Following Interior Dept. deal with Florida, Governor Cooper requests meeting with Trump Administration to explain threat to NC’s coastal economy
RALEIGH: Following an announcement late yesterday that the Trump Administration will exempt Florida from its plan to open Atlantic and Pacific coastal waters to offshore drilling, Governor Cooper today urged Interior Department Secretary Ryan Zinke to grant an exemption for North Carolina. Gov. Cooper requested a meeting with the Secretary to explain the critical threat drilling and seismic testing pose to North Carolina’s coastal communities, economy and environment. The state is also exploring legal options to prevent offshore drilling.

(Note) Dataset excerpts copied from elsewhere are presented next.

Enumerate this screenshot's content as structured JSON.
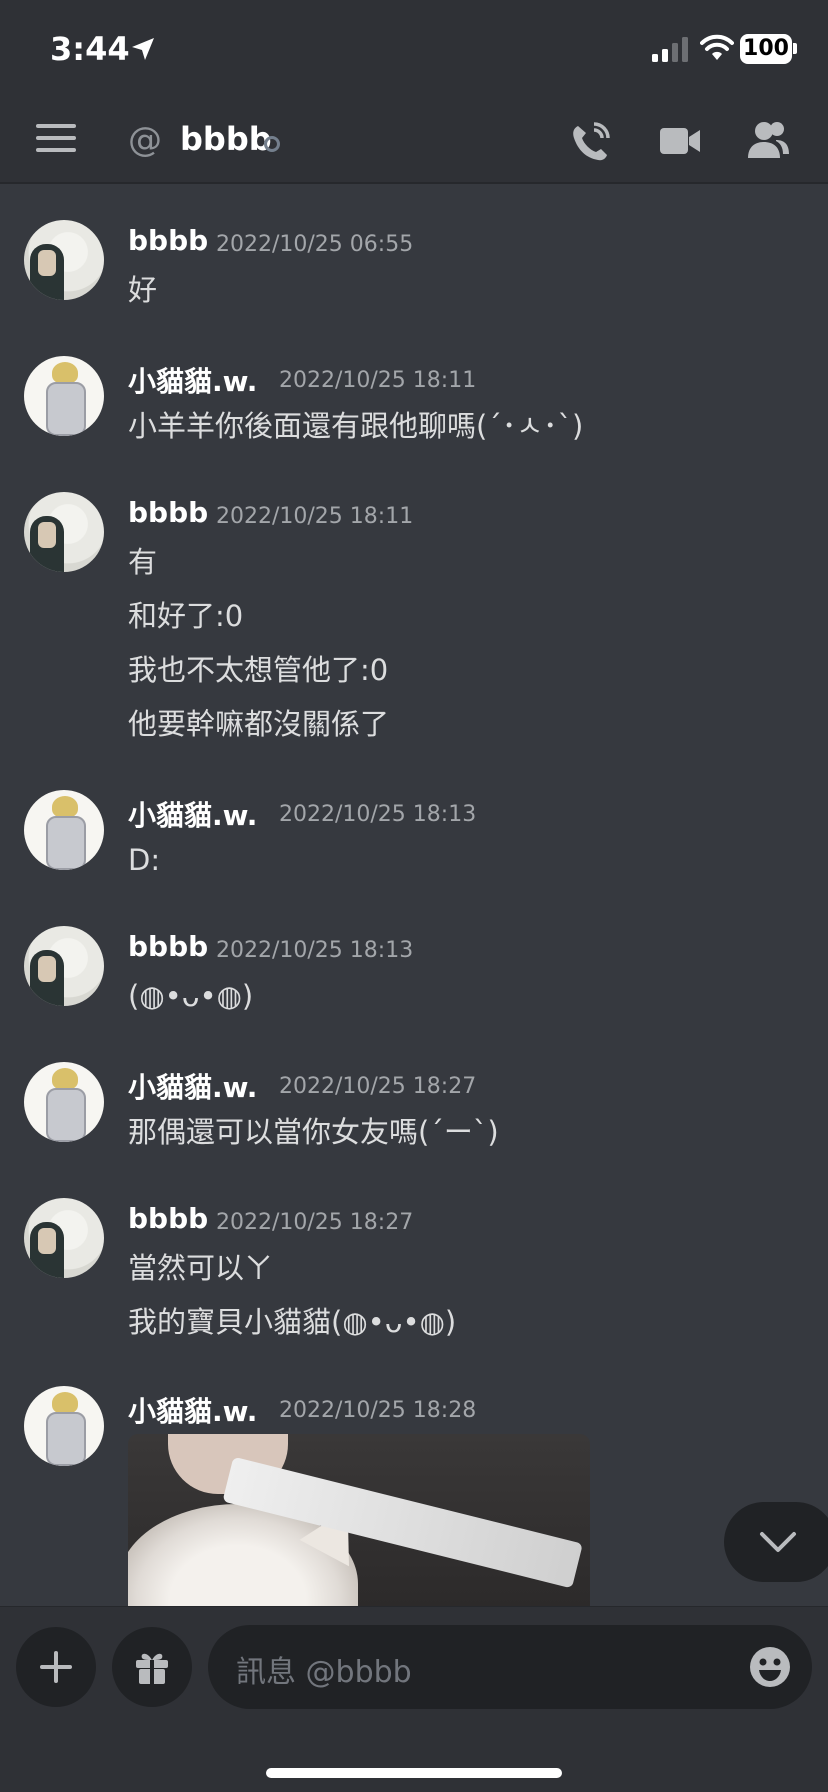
{
  "status_bar": {
    "time": "3:44",
    "battery": "100"
  },
  "header": {
    "channel_prefix": "@",
    "title": "bbbb"
  },
  "messages": [
    {
      "author": "bbbb",
      "time": "2022/10/25 06:55",
      "lines": [
        "好"
      ]
    },
    {
      "author": "小貓貓.w.",
      "time": "2022/10/25 18:11",
      "lines": [
        "小羊羊你後面還有跟他聊嗎(´･ㅅ･`)"
      ]
    },
    {
      "author": "bbbb",
      "time": "2022/10/25 18:11",
      "lines": [
        "有",
        "和好了:0",
        "我也不太想管他了:0",
        "他要幹嘛都沒關係了"
      ]
    },
    {
      "author": "小貓貓.w.",
      "time": "2022/10/25 18:13",
      "lines": [
        "D:"
      ]
    },
    {
      "author": "bbbb",
      "time": "2022/10/25 18:13",
      "lines": [
        "(◍•ᴗ•◍)"
      ]
    },
    {
      "author": "小貓貓.w.",
      "time": "2022/10/25 18:27",
      "lines": [
        "那偶還可以當你女友嗎(´ー`)"
      ]
    },
    {
      "author": "bbbb",
      "time": "2022/10/25 18:27",
      "lines": [
        "當然可以ㄚ",
        "我的寶貝小貓貓(◍•ᴗ•◍)"
      ]
    },
    {
      "author": "小貓貓.w.",
      "time": "2022/10/25 18:28",
      "lines": []
    }
  ],
  "composer": {
    "placeholder": "訊息 @bbbb"
  },
  "icons": {
    "menu": "hamburger-icon",
    "at": "at-icon",
    "call": "phone-call-icon",
    "video": "video-camera-icon",
    "members": "members-icon",
    "plus": "plus-icon",
    "gift": "gift-icon",
    "emoji": "emoji-icon",
    "scroll": "chevron-down-icon"
  },
  "colors": {
    "background": "#36393f",
    "header": "#2f3136",
    "input": "#202225",
    "text": "#dcddde",
    "muted": "#a3a6aa"
  }
}
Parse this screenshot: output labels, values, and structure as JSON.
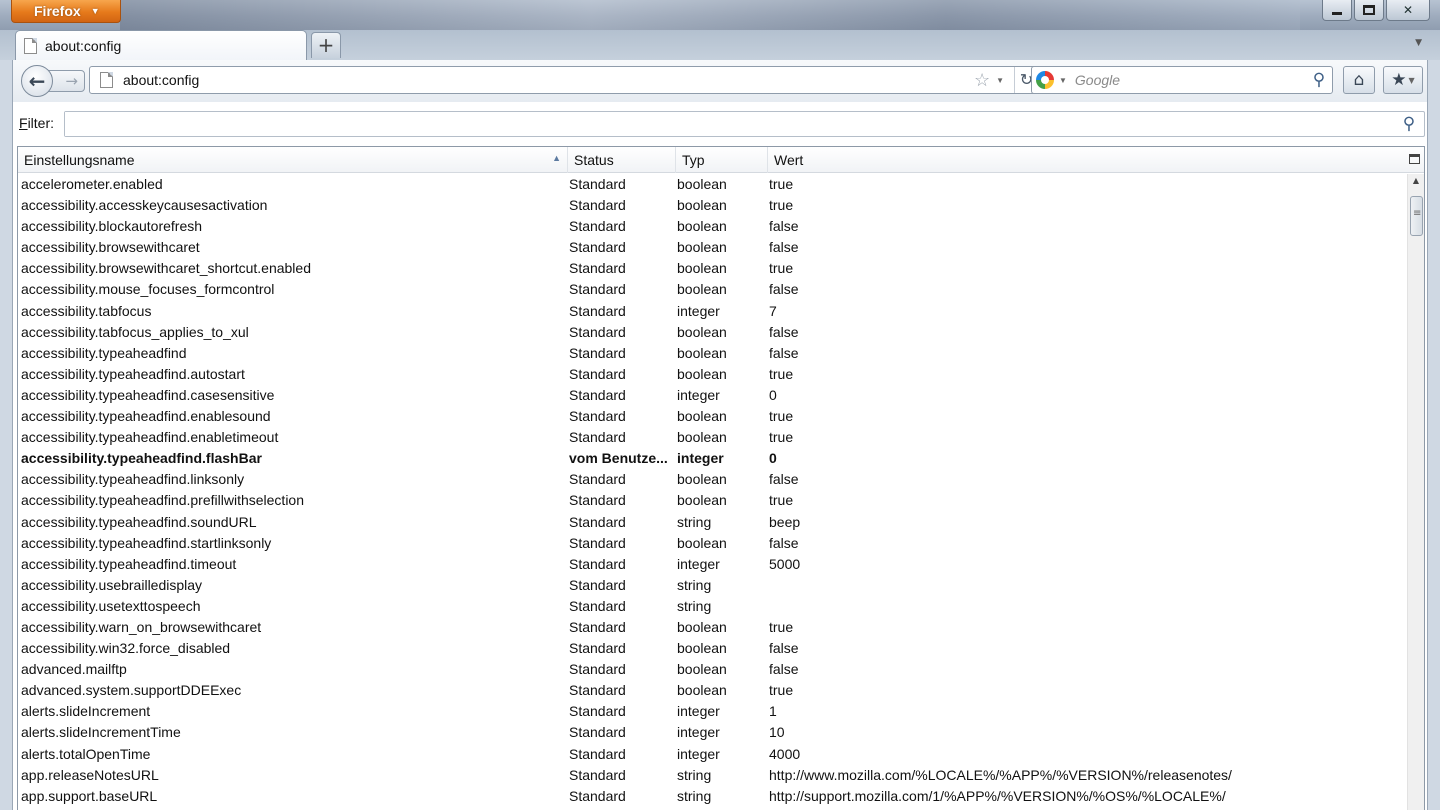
{
  "window": {
    "app_button_label": "Firefox",
    "controls": [
      "minimize",
      "maximize",
      "close"
    ]
  },
  "tab": {
    "title": "about:config"
  },
  "navbar": {
    "url": "about:config",
    "search_placeholder": "Google"
  },
  "filter": {
    "label_prefix": "F",
    "label_rest": "ilter:",
    "value": ""
  },
  "columns": {
    "name": "Einstellungsname",
    "status": "Status",
    "type": "Typ",
    "value": "Wert"
  },
  "prefs": [
    {
      "name": "accelerometer.enabled",
      "status": "Standard",
      "type": "boolean",
      "value": "true"
    },
    {
      "name": "accessibility.accesskeycausesactivation",
      "status": "Standard",
      "type": "boolean",
      "value": "true"
    },
    {
      "name": "accessibility.blockautorefresh",
      "status": "Standard",
      "type": "boolean",
      "value": "false"
    },
    {
      "name": "accessibility.browsewithcaret",
      "status": "Standard",
      "type": "boolean",
      "value": "false"
    },
    {
      "name": "accessibility.browsewithcaret_shortcut.enabled",
      "status": "Standard",
      "type": "boolean",
      "value": "true"
    },
    {
      "name": "accessibility.mouse_focuses_formcontrol",
      "status": "Standard",
      "type": "boolean",
      "value": "false"
    },
    {
      "name": "accessibility.tabfocus",
      "status": "Standard",
      "type": "integer",
      "value": "7"
    },
    {
      "name": "accessibility.tabfocus_applies_to_xul",
      "status": "Standard",
      "type": "boolean",
      "value": "false"
    },
    {
      "name": "accessibility.typeaheadfind",
      "status": "Standard",
      "type": "boolean",
      "value": "false"
    },
    {
      "name": "accessibility.typeaheadfind.autostart",
      "status": "Standard",
      "type": "boolean",
      "value": "true"
    },
    {
      "name": "accessibility.typeaheadfind.casesensitive",
      "status": "Standard",
      "type": "integer",
      "value": "0"
    },
    {
      "name": "accessibility.typeaheadfind.enablesound",
      "status": "Standard",
      "type": "boolean",
      "value": "true"
    },
    {
      "name": "accessibility.typeaheadfind.enabletimeout",
      "status": "Standard",
      "type": "boolean",
      "value": "true"
    },
    {
      "name": "accessibility.typeaheadfind.flashBar",
      "status": "vom Benutze...",
      "type": "integer",
      "value": "0",
      "modified": true
    },
    {
      "name": "accessibility.typeaheadfind.linksonly",
      "status": "Standard",
      "type": "boolean",
      "value": "false"
    },
    {
      "name": "accessibility.typeaheadfind.prefillwithselection",
      "status": "Standard",
      "type": "boolean",
      "value": "true"
    },
    {
      "name": "accessibility.typeaheadfind.soundURL",
      "status": "Standard",
      "type": "string",
      "value": "beep"
    },
    {
      "name": "accessibility.typeaheadfind.startlinksonly",
      "status": "Standard",
      "type": "boolean",
      "value": "false"
    },
    {
      "name": "accessibility.typeaheadfind.timeout",
      "status": "Standard",
      "type": "integer",
      "value": "5000"
    },
    {
      "name": "accessibility.usebrailledisplay",
      "status": "Standard",
      "type": "string",
      "value": ""
    },
    {
      "name": "accessibility.usetexttospeech",
      "status": "Standard",
      "type": "string",
      "value": ""
    },
    {
      "name": "accessibility.warn_on_browsewithcaret",
      "status": "Standard",
      "type": "boolean",
      "value": "true"
    },
    {
      "name": "accessibility.win32.force_disabled",
      "status": "Standard",
      "type": "boolean",
      "value": "false"
    },
    {
      "name": "advanced.mailftp",
      "status": "Standard",
      "type": "boolean",
      "value": "false"
    },
    {
      "name": "advanced.system.supportDDEExec",
      "status": "Standard",
      "type": "boolean",
      "value": "true"
    },
    {
      "name": "alerts.slideIncrement",
      "status": "Standard",
      "type": "integer",
      "value": "1"
    },
    {
      "name": "alerts.slideIncrementTime",
      "status": "Standard",
      "type": "integer",
      "value": "10"
    },
    {
      "name": "alerts.totalOpenTime",
      "status": "Standard",
      "type": "integer",
      "value": "4000"
    },
    {
      "name": "app.releaseNotesURL",
      "status": "Standard",
      "type": "string",
      "value": "http://www.mozilla.com/%LOCALE%/%APP%/%VERSION%/releasenotes/"
    },
    {
      "name": "app.support.baseURL",
      "status": "Standard",
      "type": "string",
      "value": "http://support.mozilla.com/1/%APP%/%VERSION%/%OS%/%LOCALE%/"
    }
  ]
}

“The Trump Administration, through their decision on Florida, has admitted that offshore drilling is a threat to coastal economies and tourism,” Gov. Cooper said. “Offshore drilling holds the same risks for North Carolina as it does for Florida and North Carolina deserves the same exemption. As I said last summer, not off our coast.”
Following the Trump Administration’s decision to open the Atlantic and Pacific Coasts to offshore drilling, bipartisan governors of coastal states have spoken out in opposition. On Tuesday night, Secretary Zinke tweeted that after meeting with Governor Rick Scott, Florida would be exempted from the plan.
Gov. Cooper requested a meeting or call with Secretary Zinke to explain the risks of seismic testing and drilling off of North Carolina’s coast and demand an exemption for North Carolina like Florida received. In a letter to Secretary Zinke, Gov. Cooper reiterated his opposition to offshore drilling off of North Carolina’s coast and emphasized the threat to the state’s coastal economy.
“Just as you acknowledge in removing Florida, offshore drilling threatens tourism, which is a vital economic driver. The same holds true for North Carolina.”
“Coastal tourism generates $3 billion annually in North Carolina and supports more than 30,000 jobs in the eastern part of the state. Commercial fishing brings in another $95 million every year. In addition, North Carolina has over 300 miles of coastline, 2.3 million acres of estuarine waters, and over 10,000 miles of estuarine shoreline. All of these contribute to a robust national economy.”
The Cooper Administration is committed to protecting North Carolina from the threat of offshore drilling. Last month, the N.C. Division of Coastal Management asked four companies to submit additional information about proposed seismic testing for offshore oil and gas resource development because their original proposals did not consider the latest scientific studies on the harmful impacts to marine life.
In July, Gov. Cooper joined coastal business owners and community leaders to announce that he and Michael Regan, secretary of the N.C. Department of Environmental Quality, would submit comments in opposition to oil and gas leasing for offshore drilling along North Carolina’s coast.
At least 30 coastal communities have passed resolutions opposing drilling, joining hundreds of businesses and a bipartisan group of North Carolina’s Congressional delegation.